Por Félix Ayurnamat
En pleno siglo XXI, el desnudo femenino en el arte ya no se limita a la piel. Ha dejado de ser un simple acto de exhibición epidérmica para convertirse en una herramienta afilada: bisturí simbólico que abre en canal los discursos sobre identidad, poder y representación. Y es que el cuerpo, ese viejo lienzo de pasiones y prejuicios, ha aprendido a hablar. O mejor dicho: a protestar.
Atrás quedó la mirada pasiva del espectador “hombre” contemplando cuerpos femeninos idealizados como si fuesen fruta madura en naturaleza muerta. Hoy, el cuerpo desnudo femenino se presenta como escenario de lucha y afirmación, como manifiesto encarnado. Joan Semmel lo entendió antes que muchos. Esta pintora neoyorquina, con pincel firme y espejo sin filtros, convirtió su propio cuerpo en territorio de insurgencia. Desde los años 70, sus autorretratos cuestionan la objetivación con una estrategia simple y demoledora: mirar desde dentro. Ella no pinta cuerpos para ser deseados, sino cuerpos que se miran a sí mismos, con arrugas, cicatrices y dignidad. "Estar dentro de la experiencia femenina", dice Semmel, "y tomar posesión de ella culturalmente". Tan sencillo y tan subversivo como eso.

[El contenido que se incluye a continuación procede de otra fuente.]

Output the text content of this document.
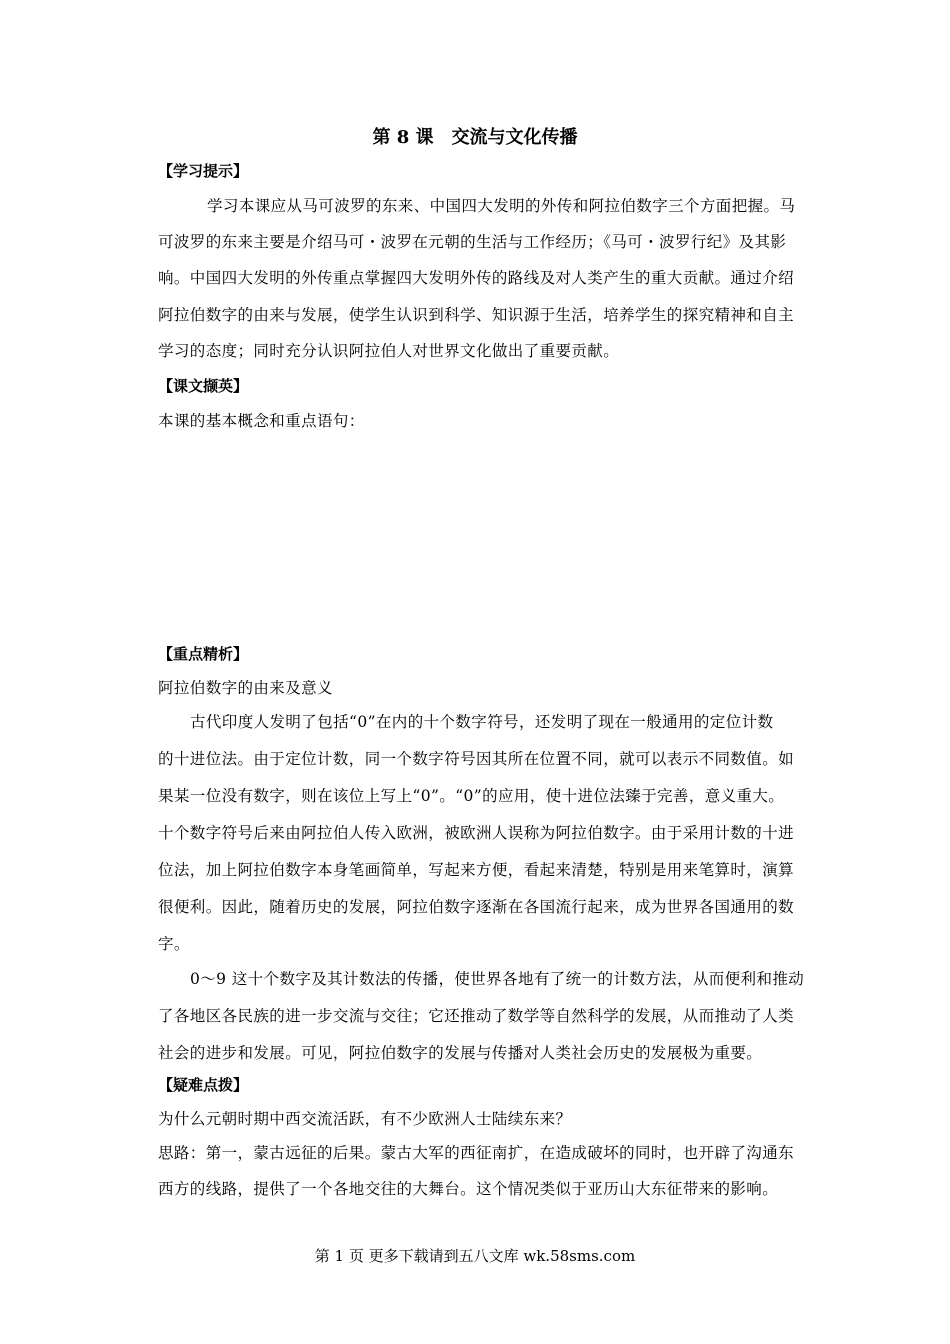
第 8 课　交流与文化传播
【学习提示】
学习本课应从马可波罗的东来、中国四大发明的外传和阿拉伯数字三个方面把握。马
可波罗的东来主要是介绍马可・波罗在元朝的生活与工作经历；《马可・波罗行纪》及其影
响。中国四大发明的外传重点掌握四大发明外传的路线及对人类产生的重大贡献。通过介绍
阿拉伯数字的由来与发展，使学生认识到科学、知识源于生活，培养学生的探究精神和自主
学习的态度；同时充分认识阿拉伯人对世界文化做出了重要贡献。
【课文撷英】
本课的基本概念和重点语句：
【重点精析】
阿拉伯数字的由来及意义
古代印度人发明了包括“0”在内的十个数字符号，还发明了现在一般通用的定位计数
的十进位法。由于定位计数，同一个数字符号因其所在位置不同，就可以表示不同数值。如
果某一位没有数字，则在该位上写上“0”。“0”的应用，使十进位法臻于完善，意义重大。
十个数字符号后来由阿拉伯人传入欧洲，被欧洲人误称为阿拉伯数字。由于采用计数的十进
位法，加上阿拉伯数字本身笔画简单，写起来方便，看起来清楚，特别是用来笔算时，演算
很便利。因此，随着历史的发展，阿拉伯数字逐渐在各国流行起来，成为世界各国通用的数
字。
0～9 这十个数字及其计数法的传播，使世界各地有了统一的计数方法，从而便利和推动
了各地区各民族的进一步交流与交往；它还推动了数学等自然科学的发展，从而推动了人类
社会的进步和发展。可见，阿拉伯数字的发展与传播对人类社会历史的发展极为重要。
【疑难点拨】
为什么元朝时期中西交流活跃，有不少欧洲人士陆续东来？
思路：第一，蒙古远征的后果。蒙古大军的西征南扩，在造成破坏的同时，也开辟了沟通东
西方的线路，提供了一个各地交往的大舞台。这个情况类似于亚历山大东征带来的影响。
第 1 页 更多下载请到五八文库 wk.58sms.com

En México donde el cuerpo femenino ha sido durante siglos propiedad ajena —del arte, de la religión, de la política—, Carol Espíndola elige el collage y el autorretrato para romper espejos y construir otros nuevos. En "La corteza de Venus", pone al tiempo y a la carne en el mismo encuadre, desafiando con elegancia brutal los estereotipos de belleza. Y en "El origen de la mujer", su lente se mezcla con la anatomía y la evolución para dejar claro algo incómodo: la ciencia también ha tenido sus puntos ciegos. Especialmente cuando se trata de mujeres.
Por su parte, Laura Aguilar —fotógrafa chicana, lesbiana, con sobrepeso y ferozmente honesta— llevó el desnudo más allá del pudor y la estética. Sus imágenes son geografía emocional: cuerpos que no piden permiso, que no buscan encajar, que simplemente están. Sus autorretratos y retratos colectivos rompen con la jerarquía habitual entre quien mira y quien es mirado. Aquí no hay voyeurismo, hay comunidad. Hay verdad.
En Europa, Victoria Diehl mezcla lo antiguo y lo nuevo con la precisión de una cirujana del símbolo. Esculturas clásicas y fotografía contemporánea se funden en imágenes que parecen salidas de un sueño freudiano: cuerpos eternos atrapados en un instante moderno. El resultado es una extraña belleza que incomoda y fascina, donde el desnudo ya no es ideal, sino interrogante.
Y luego está la exposición "Desnudos. Cuerpos normativos e insurrectos en el arte español (1870-1970)", que tuvo lugar en el Museo Carmen Thyssen de Málaga. Allí, entre censuras políticas y sotanas inquisidoras, el cuerpo logró abrirse paso como caballo de Troya de la modernidad. A veces suave, a veces escandaloso, el desnudo en el arte español fue testigo de una batalla sorda entre represión y vanguardia.
Estas obras y artistas no solo exponen pieles; revelan capas más profundas. Nos muestran que el cuerpo, en manos del arte, puede ser manifiesto, refugio o arma. La gran pregunta —como artista y como ser humano— sigue siendo: ¿cómo seguir desnudándonos sin repetir las viejas fórmulas? ¿Cómo usar el cuerpo como espejo colectivo y no como mercancía de siempre?
El arte del desnudo en este siglo no se limita a mostrar. Aspira a decir. Y, a veces, a gritar. Por eso, más que mirar estas obras, conviene dejar que nos miren. Tal vez entonces entendamos que el cuerpo ajeno, lejos de ser objeto, es otra forma de decir "yo también soy".